PM Modi, Bengal CM Mamata Banerjee, SII’s Adar Poonawalla In Time’s 100 Most Influential People List
Prime Minister Narendra Modi, West Bengal chief minister Mamata Banerjee and the chief executive officer of the Serum Institute of India (SII) in Pune Adar Poonawalla were listed in the Time magazine’s 100 most influential people of the year, according to the list released by the magazine on Wednesday.
Among global leaders, US President Joe Biden, US Vice President Kamala Harris, Chinese President Xi Jinping, Italian Prime Minister Mario Draghi, Israel’s Naftali Bennett, Iranian President Ebrahim Raisi were also listed among the 100 most influential people this year. Former US President Donald Trump and the Taliban government’s deputy PM Abdul Ghani Baradar of Afghanistan also were among the leaders.
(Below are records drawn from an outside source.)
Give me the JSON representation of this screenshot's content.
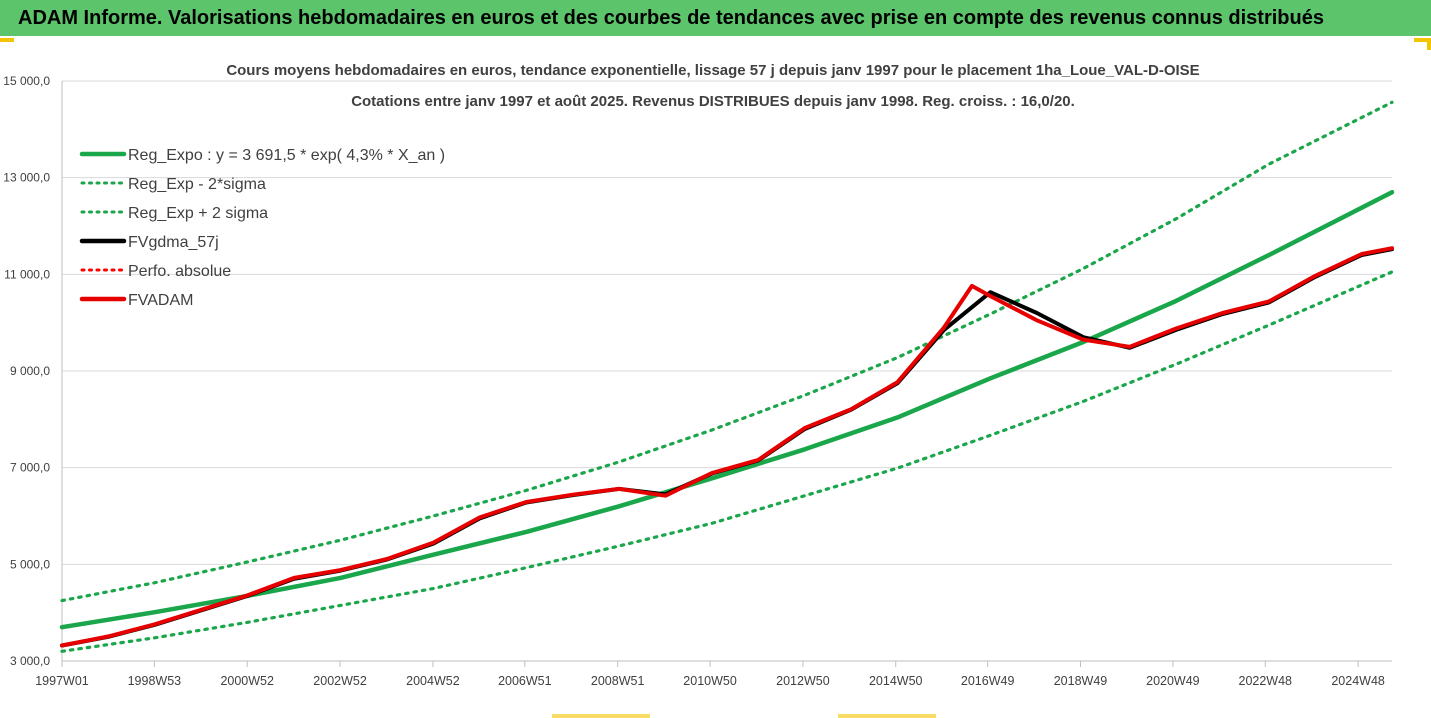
{
  "banner": {
    "title": "ADAM Informe. Valorisations hebdomadaires en euros et des courbes de tendances avec prise en compte des revenus connus distribués",
    "background": "#5cc46a",
    "accent": "#f5c400"
  },
  "chart_data": {
    "type": "line",
    "title": "Cours moyens hebdomadaires en euros, tendance exponentielle, lissage 57 j depuis janv 1997 pour le placement 1ha_Loue_VAL-D-OISE",
    "subtitle": "Cotations entre janv 1997 et août 2025. Revenus DISTRIBUES depuis janv 1998. Reg. croiss. : 16,0/20.",
    "xlabel": "",
    "ylabel": "",
    "xlim": [
      1997.0,
      2025.65
    ],
    "ylim": [
      3000,
      15000
    ],
    "yticks": [
      3000,
      5000,
      7000,
      9000,
      11000,
      13000,
      15000
    ],
    "ytick_labels": [
      "3 000,0",
      "5 000,0",
      "7 000,0",
      "9 000,0",
      "11 000,0",
      "13 000,0",
      "15 000,0"
    ],
    "xticks": [
      1997.0,
      1998.99,
      2000.99,
      2002.99,
      2004.99,
      2006.97,
      2008.97,
      2010.96,
      2012.96,
      2014.96,
      2016.94,
      2018.94,
      2020.93,
      2022.92,
      2024.92
    ],
    "xtick_labels": [
      "1997W01",
      "1998W53",
      "2000W52",
      "2002W52",
      "2004W52",
      "2006W51",
      "2008W51",
      "2010W50",
      "2012W50",
      "2014W50",
      "2016W49",
      "2018W49",
      "2020W49",
      "2022W48",
      "2024W48"
    ],
    "grid": true,
    "legend_position": "top-left",
    "legend": [
      {
        "label": "Reg_Expo : y = 3 691,5 * exp( 4,3% *  X_an )",
        "color": "#1aa64a",
        "style": "solid"
      },
      {
        "label": "Reg_Exp - 2*sigma",
        "color": "#1aa64a",
        "style": "dotted"
      },
      {
        "label": "Reg_Exp + 2 sigma",
        "color": "#1aa64a",
        "style": "dotted"
      },
      {
        "label": "FVgdma_57j",
        "color": "#000000",
        "style": "solid"
      },
      {
        "label": "Perfo. absolue",
        "color": "#ff0000",
        "style": "dotted"
      },
      {
        "label": "FVADAM",
        "color": "#e60000",
        "style": "solid"
      }
    ],
    "series": [
      {
        "name": "Reg_Expo : y = 3 691,5 * exp( 4,3% *  X_an )",
        "color": "#1aa64a",
        "style": "solid",
        "x": [
          1997.0,
          1999.0,
          2001.0,
          2003.0,
          2005.0,
          2007.0,
          2009.0,
          2011.0,
          2013.0,
          2015.0,
          2017.0,
          2019.0,
          2021.0,
          2023.0,
          2025.65
        ],
        "values": [
          3700,
          4010,
          4350,
          4720,
          5200,
          5670,
          6200,
          6780,
          7380,
          8040,
          8850,
          9600,
          10450,
          11400,
          12700
        ]
      },
      {
        "name": "Reg_Exp - 2*sigma",
        "color": "#1aa64a",
        "style": "dotted",
        "x": [
          1997.0,
          1999.0,
          2001.0,
          2003.0,
          2005.0,
          2007.0,
          2009.0,
          2011.0,
          2013.0,
          2015.0,
          2017.0,
          2019.0,
          2021.0,
          2023.0,
          2025.65
        ],
        "values": [
          3200,
          3480,
          3800,
          4150,
          4500,
          4930,
          5380,
          5850,
          6420,
          6990,
          7670,
          8370,
          9140,
          9950,
          11050
        ]
      },
      {
        "name": "Reg_Exp + 2 sigma",
        "color": "#1aa64a",
        "style": "dotted",
        "x": [
          1997.0,
          1999.0,
          2001.0,
          2003.0,
          2005.0,
          2007.0,
          2009.0,
          2011.0,
          2013.0,
          2015.0,
          2017.0,
          2019.0,
          2021.0,
          2023.0,
          2025.65
        ],
        "values": [
          4250,
          4620,
          5050,
          5500,
          6000,
          6530,
          7120,
          7780,
          8500,
          9280,
          10180,
          11120,
          12150,
          13280,
          14560
        ]
      },
      {
        "name": "FVgdma_57j",
        "color": "#000000",
        "style": "solid",
        "x": [
          1997.0,
          1998.0,
          1999.0,
          2000.0,
          2001.0,
          2002.0,
          2003.0,
          2004.0,
          2005.0,
          2006.0,
          2007.0,
          2008.0,
          2009.0,
          2010.0,
          2011.0,
          2012.0,
          2013.0,
          2014.0,
          2015.0,
          2016.0,
          2017.0,
          2018.0,
          2019.0,
          2020.0,
          2021.0,
          2022.0,
          2023.0,
          2024.0,
          2025.0,
          2025.65
        ],
        "values": [
          3320,
          3500,
          3750,
          4050,
          4350,
          4700,
          4870,
          5100,
          5430,
          5950,
          6280,
          6430,
          6560,
          6450,
          6880,
          7150,
          7800,
          8200,
          8750,
          9850,
          10630,
          10200,
          9700,
          9480,
          9850,
          10180,
          10420,
          10950,
          11400,
          11520
        ]
      },
      {
        "name": "FVADAM",
        "color": "#e60000",
        "style": "solid",
        "x": [
          1997.0,
          1998.0,
          1999.0,
          2000.0,
          2001.0,
          2002.0,
          2003.0,
          2004.0,
          2005.0,
          2006.0,
          2007.0,
          2008.0,
          2009.0,
          2010.0,
          2011.0,
          2012.0,
          2013.0,
          2014.0,
          2015.0,
          2016.0,
          2016.6,
          2017.0,
          2018.0,
          2019.0,
          2020.0,
          2021.0,
          2022.0,
          2023.0,
          2024.0,
          2025.0,
          2025.65
        ],
        "values": [
          3320,
          3510,
          3760,
          4060,
          4360,
          4720,
          4880,
          5110,
          5450,
          5970,
          6290,
          6440,
          6560,
          6420,
          6890,
          7160,
          7820,
          8210,
          8770,
          9900,
          10760,
          10550,
          10050,
          9650,
          9500,
          9880,
          10200,
          10440,
          10970,
          11420,
          11540
        ]
      }
    ]
  }
}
PM Modi, who has found himself in the list a few times in previous years, was called one of the pivotal leaders of the country by the magazine. “Despite mishandling COVID-19—the death toll has been estimated to be much higher than the official count—his approval rating has slipped to a still sky-high 71%,” wrote Fareed Zakaria, of US news channel CNN, in the magazine.
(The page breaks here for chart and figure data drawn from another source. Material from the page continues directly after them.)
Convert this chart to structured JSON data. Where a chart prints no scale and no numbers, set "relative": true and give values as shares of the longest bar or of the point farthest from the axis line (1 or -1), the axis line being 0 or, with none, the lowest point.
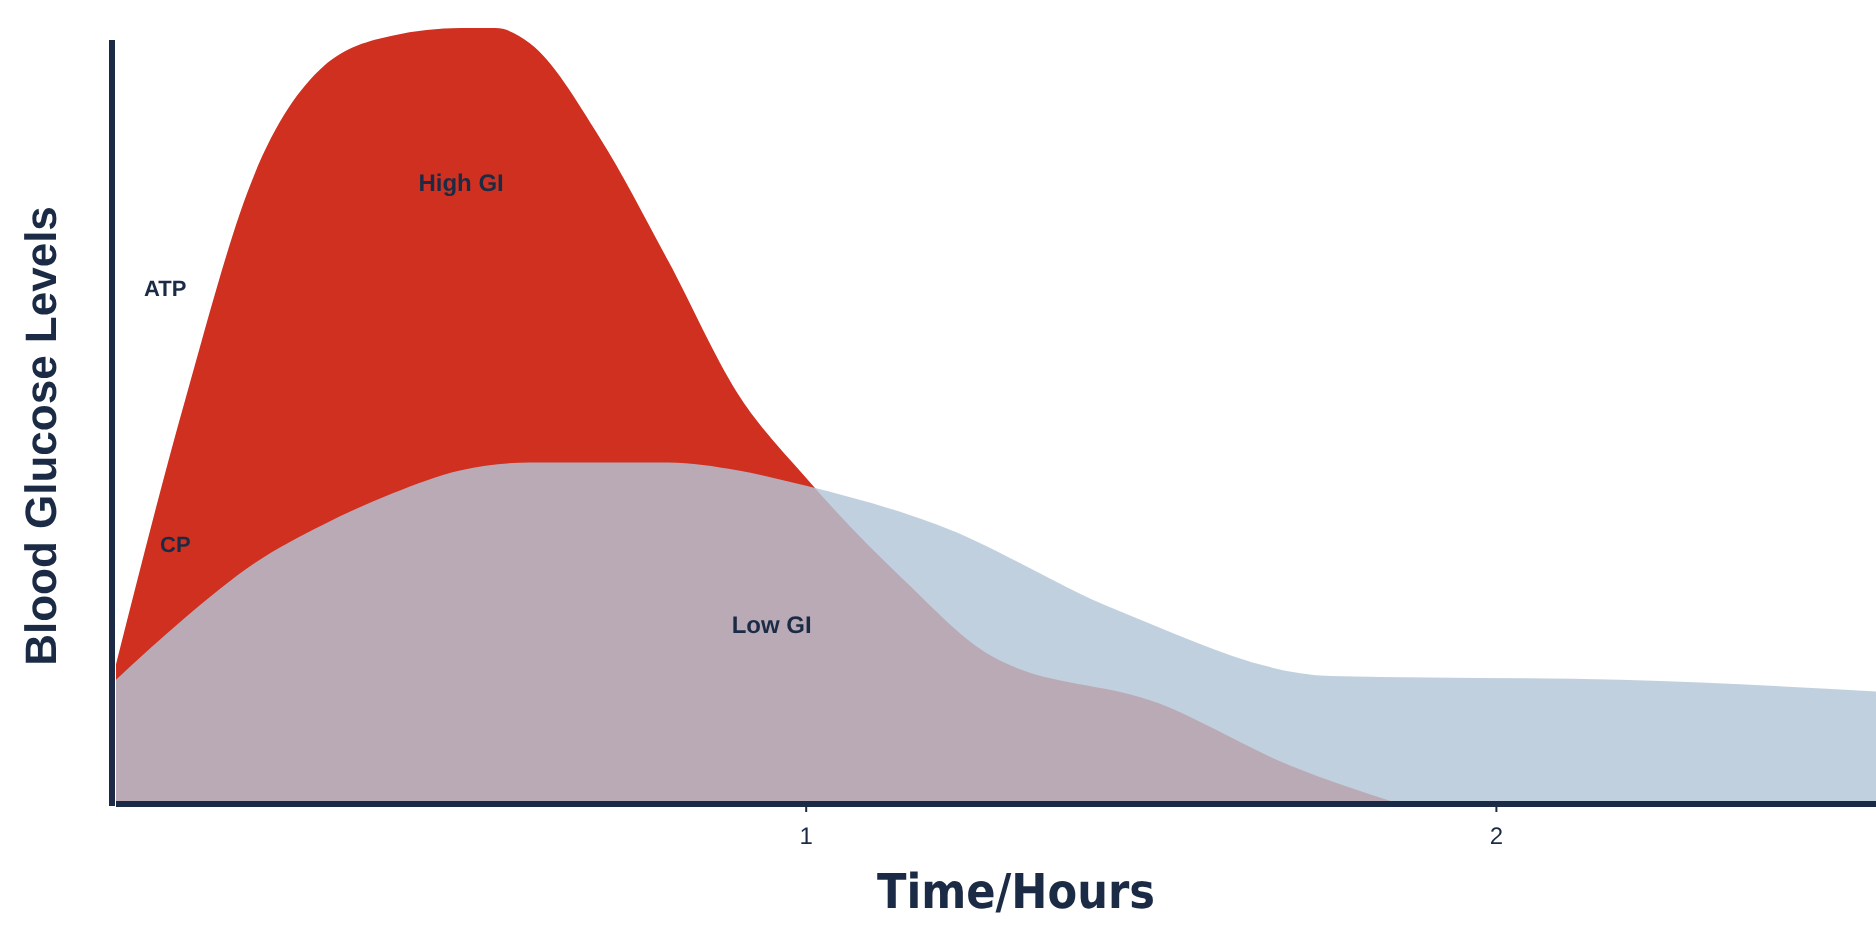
{
  "chart_data": {
    "type": "area",
    "relative": true,
    "xlabel": "Time/Hours",
    "ylabel": "Blood Glucose Levels",
    "xlim": [
      0,
      2.55
    ],
    "xticks": [
      1,
      2
    ],
    "tick_labels": "x",
    "grid": false,
    "series": [
      {
        "name": "High GI",
        "color": "#d0301f",
        "x": [
          0,
          0.1,
          0.2,
          0.3,
          0.4,
          0.5,
          0.55,
          0.6,
          0.7,
          0.8,
          0.9,
          1.0,
          1.14,
          1.27,
          1.51,
          1.7,
          1.86
        ],
        "values": [
          0.18,
          0.52,
          0.81,
          0.95,
          0.99,
          1,
          1,
          0.98,
          0.86,
          0.7,
          0.53,
          0.42,
          0.29,
          0.19,
          0.13,
          0.05,
          0
        ]
      },
      {
        "name": "Low GI",
        "color": "#b3c6d8",
        "x": [
          0,
          0.1,
          0.2,
          0.3,
          0.4,
          0.5,
          0.6,
          0.7,
          0.8,
          0.9,
          1.0,
          1.19,
          1.45,
          1.76,
          2.18,
          2.55
        ],
        "values": [
          0.16,
          0.24,
          0.31,
          0.36,
          0.4,
          0.43,
          0.44,
          0.44,
          0.44,
          0.43,
          0.41,
          0.36,
          0.25,
          0.165,
          0.16,
          0.145
        ]
      }
    ],
    "annotations": [
      "ATP",
      "CP"
    ]
  }
}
SII CEO Poonawalla has been listed among the 15 people whom the magazine called “Pioneers” inside the influential 100 list. “Vaccine inequality is stark, and delayed immunization in one part of the world can have global consequences—including the risk of more dangerous variants emerging,” the Time said while briefing on how Poonawalla could help the world in its fight against the Covid-19 pandemic.
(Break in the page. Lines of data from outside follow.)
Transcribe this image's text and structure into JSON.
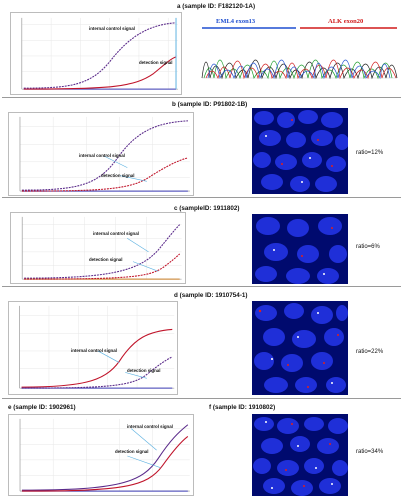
{
  "panels": {
    "a": {
      "letter": "a",
      "sample": "(sample ID: F182120-1A)",
      "internal": "internal control signal",
      "detection": "detection signal",
      "gene_left": "EML4 exon13",
      "gene_right": "ALK exon20"
    },
    "b": {
      "letter": "b",
      "sample": "(sample ID: P91802-1B)",
      "internal": "internal control signal",
      "detection": "detection signal",
      "ratio": "ratio=12%"
    },
    "c": {
      "letter": "c",
      "sample": "(sampleID: 1911802)",
      "internal": "internal control signal",
      "detection": "detection signal",
      "ratio": "ratio=6%"
    },
    "d": {
      "letter": "d",
      "sample": "(sample ID: 1910754-1)",
      "internal": "internal control signal",
      "detection": "detection signal",
      "ratio": "ratio=22%"
    },
    "e": {
      "letter": "e",
      "sample": "(sample ID: 1902961)",
      "internal": "internal control signal",
      "detection": "detection signal"
    },
    "f": {
      "letter": "f",
      "sample": "(sample ID: 1910802)",
      "ratio": "ratio=34%"
    }
  },
  "colors": {
    "internal": "#5a2a8a",
    "detection": "#c0142a",
    "baseline": "#3c3cb4",
    "fluor_bg": "#000a6e",
    "cell": "#1f2fd8",
    "gene_left": "#1f4fd0",
    "gene_right": "#d11a1a"
  }
}
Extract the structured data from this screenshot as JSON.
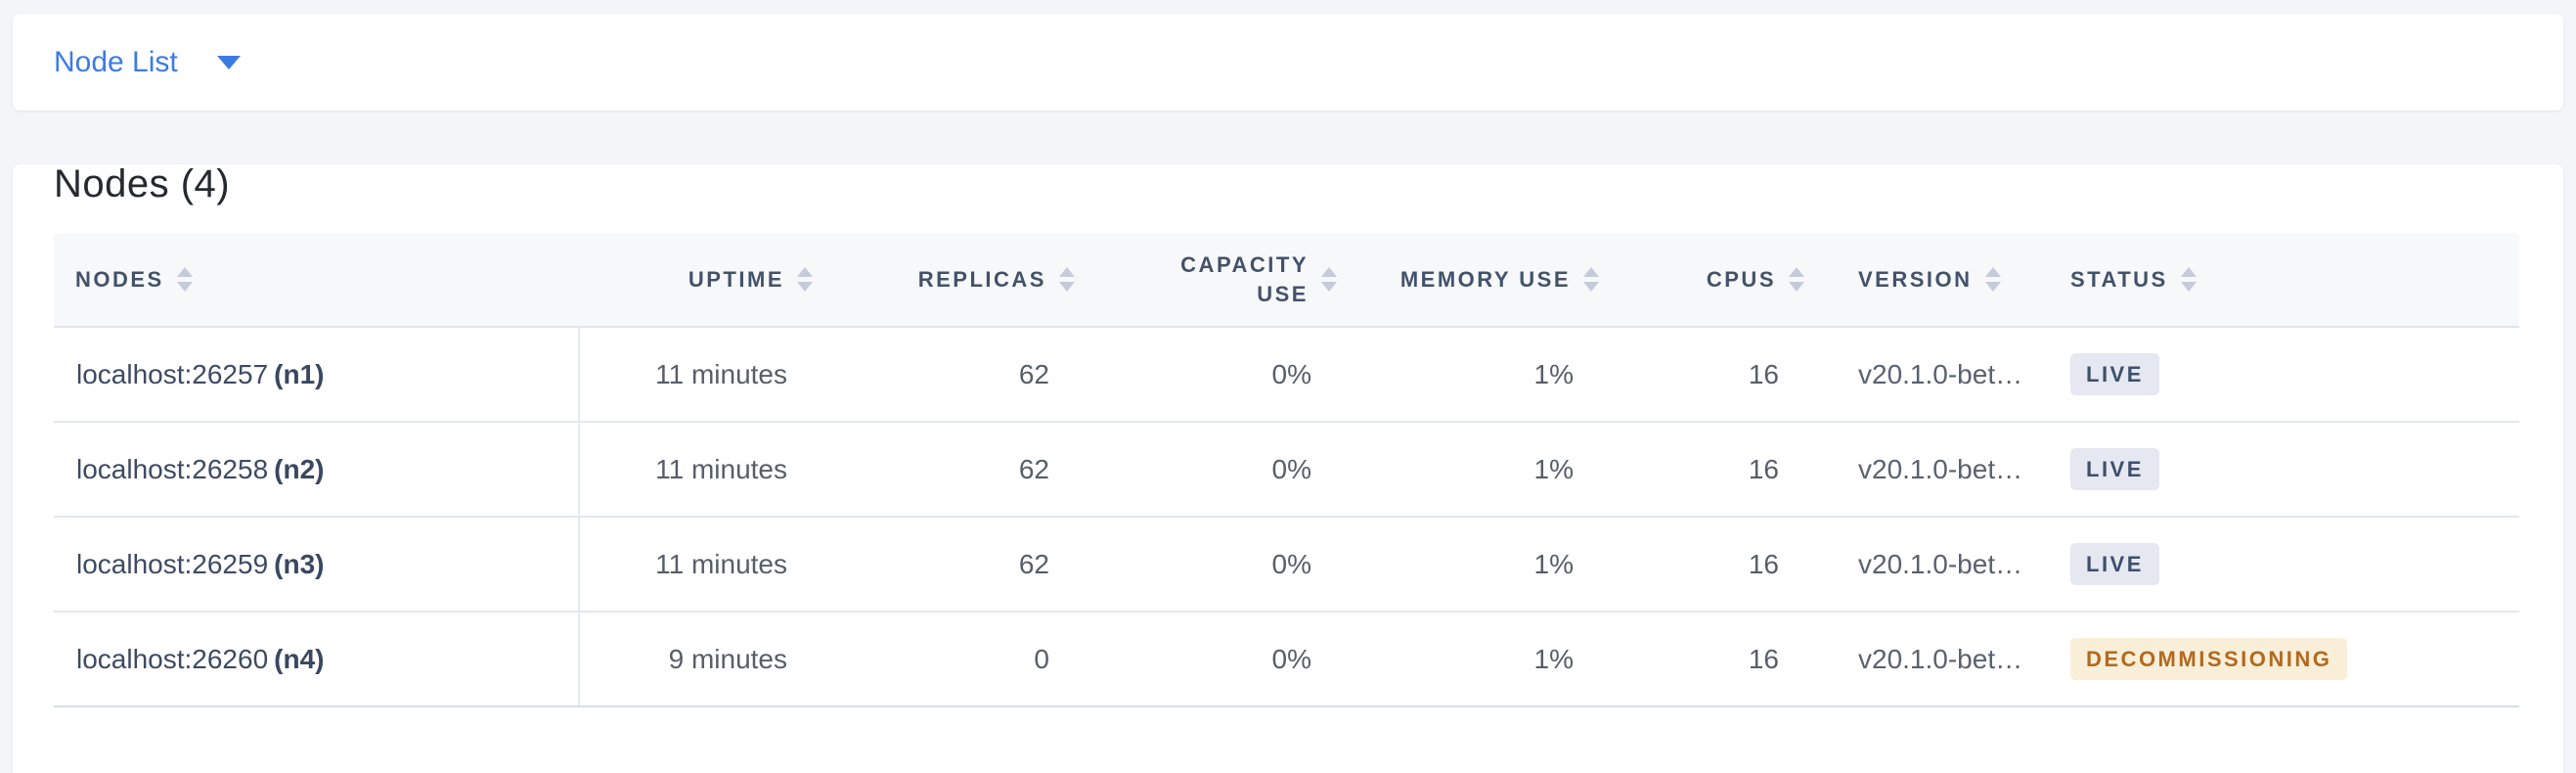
{
  "topbar": {
    "dropdown_label": "Node List",
    "dropdown_icon": "caret-down-icon"
  },
  "card": {
    "title": "Nodes (4)",
    "table": {
      "columns": [
        {
          "label": "Nodes",
          "align": "left",
          "sort_icon": "sort-arrows-icon"
        },
        {
          "label": "Uptime",
          "align": "right",
          "sort_icon": "sort-arrows-icon"
        },
        {
          "label": "Replicas",
          "align": "right",
          "sort_icon": "sort-arrows-icon"
        },
        {
          "label": "Capacity Use",
          "align": "right",
          "sort_icon": "sort-arrows-icon"
        },
        {
          "label": "Memory Use",
          "align": "right",
          "sort_icon": "sort-arrows-icon"
        },
        {
          "label": "CPUs",
          "align": "right",
          "sort_icon": "sort-arrows-icon"
        },
        {
          "label": "Version",
          "align": "left",
          "sort_icon": "sort-arrows-icon"
        },
        {
          "label": "Status",
          "align": "left",
          "sort_icon": "sort-arrows-icon"
        }
      ],
      "rows": [
        {
          "address": "localhost:26257",
          "node_id": "(n1)",
          "uptime": "11 minutes",
          "replicas": "62",
          "capacity_use": "0%",
          "memory_use": "1%",
          "cpus": "16",
          "version": "v20.1.0-bet…",
          "status": "Live",
          "status_type": "live"
        },
        {
          "address": "localhost:26258",
          "node_id": "(n2)",
          "uptime": "11 minutes",
          "replicas": "62",
          "capacity_use": "0%",
          "memory_use": "1%",
          "cpus": "16",
          "version": "v20.1.0-bet…",
          "status": "Live",
          "status_type": "live"
        },
        {
          "address": "localhost:26259",
          "node_id": "(n3)",
          "uptime": "11 minutes",
          "replicas": "62",
          "capacity_use": "0%",
          "memory_use": "1%",
          "cpus": "16",
          "version": "v20.1.0-bet…",
          "status": "Live",
          "status_type": "live"
        },
        {
          "address": "localhost:26260",
          "node_id": "(n4)",
          "uptime": "9 minutes",
          "replicas": "0",
          "capacity_use": "0%",
          "memory_use": "1%",
          "cpus": "16",
          "version": "v20.1.0-bet…",
          "status": "Decommissioning",
          "status_type": "decommissioning"
        }
      ]
    }
  },
  "colors": {
    "accent_blue": "#3D7BE4",
    "page_background": "#F3F5F9",
    "header_text": "#43526B",
    "live_badge_bg": "#E5E8F0",
    "live_badge_text": "#3E4F6E",
    "decommissioning_badge_bg": "#F9EFD9",
    "decommissioning_badge_text": "#B2691F"
  }
}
West Bengal CM Mamata Banerjee was also among the list of leaders after her victory in the state assembly elections earlier this year, which her party the Trinamool Congress won. The election was tightly contested between her and Modi’s Bharatiya Janata Party (BJP).
Taliban’s Abdul Ghani Baradar, the current deputy PM of Afghanistan, was called “a charismatic military leader and a deeply pious figure,” by the magazine. Further the magazine also said “Now he stands as the fulcrum for the future of Afghanistan” and “represents a more moderate current within the Taliban.”